A test data set has been provided in the test folder. Navigate to test/ecoli and run:

python ../../omsim/src/omsim/__main__.py example.xml  

This will produces the following files:
ecoli_output.label_0.1.bnx containing reads with recognition site GCTCTTC
ecoli_output.label_1.1.bnx containing reads with recognition site CACGAG
ecoli_output.bed containing the start and end positions on the reference of all generated reads

Additionally the following terminal output should be generated:

../../omsim/src/omsim/__main__.py example.xml  
Version: v0.2  
BNX version: 1.2  
Circular genome.  
Minimal molecule length: 20000 bp  
Average molecule length: 200000.0 bp  
Minimal coverage: 1x  
Chimera rate: 1.0%  
Random seed: 0  
  
Indexing sequence: gi|49175990|ref|NC_000913.2|  
Found 1490 nicks in 4639675bp.  
Generating reads on 1 chip, estimated coverage: 9698x.  
Finished processing E. coli.  

A similar example can be found in the directory test/hsapiens, herein the index has already been built for hg38 and simulation can start right away.

Quick start

To jump right in with your own data, edit example/minimal.xml and replace "genome.fasta" with the location of your (non-circular) input data in fasta format. Running OMSim (with the predefined BspQI enzyme) then simply becomes:

python omsim/src/omsim/__main__.py example/minimal.xml

The output will be in files omsim_output.label_0.xxx.bnx .

Finetuning

Many parameters can be fine tuned. True positive and false negative rates are enzyme dependent and have to be specified in the enzymes file (e.g. enzymes.xml). All other settings can be specified in the main XML file (see example.xml).

Number of molecules

The number of molecules that are simulated can be influenced in multiple ways:

  1. by specifying the 'chips' and 'scans_per_chip' settings, the final number of molecules will be obtained in a natural manner
  2. by specifying the 'min_num_mol' setting, a single chip is generated and scans will be generated on this chip until this minimal number is achieved.
  3. by specifying the 'coverage' setting, the required number of chips is estimated and this reduces to case 1.
  4. by specifying the 'max_num_mol' setting, the simulation will stop as soon as this number is reached, this applies to all 3 previous scenarios. Note: if 'min_num_mol' is higher than 'max_num_mol', then 'max_num_mol' will be set to 'min_num_mol'.
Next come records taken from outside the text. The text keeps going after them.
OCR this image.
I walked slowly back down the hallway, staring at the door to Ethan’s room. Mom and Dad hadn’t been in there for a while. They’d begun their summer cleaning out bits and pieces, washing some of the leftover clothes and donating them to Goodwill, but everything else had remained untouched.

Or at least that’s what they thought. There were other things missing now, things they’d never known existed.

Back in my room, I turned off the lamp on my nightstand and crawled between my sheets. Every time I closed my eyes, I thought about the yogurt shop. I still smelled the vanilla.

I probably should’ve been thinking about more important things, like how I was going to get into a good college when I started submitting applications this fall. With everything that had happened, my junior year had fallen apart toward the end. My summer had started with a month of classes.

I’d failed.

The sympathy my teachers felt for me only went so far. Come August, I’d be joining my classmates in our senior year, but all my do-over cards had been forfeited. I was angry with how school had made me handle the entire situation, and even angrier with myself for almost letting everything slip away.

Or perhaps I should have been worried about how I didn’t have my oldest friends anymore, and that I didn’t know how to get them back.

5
If unexpected combinations of these settings are provided, then a warning will be given, and priority is given to scenario 1., 2., and 3., while 4. will always apply.

If you want a specific number of molecules, set both 'min_num_mol' and 'max_num_mol' to the desired number.

Note: not all molecules that are simulated will appear in the final output, some will be filtered out due to 'min_mol_len' and 'min_nicks' settings. If you want exactly n molecules, then set both 'min_num_mol' and 'max_num_mol' to n, and 'min_mol_len' and 'min_nicks' to 0.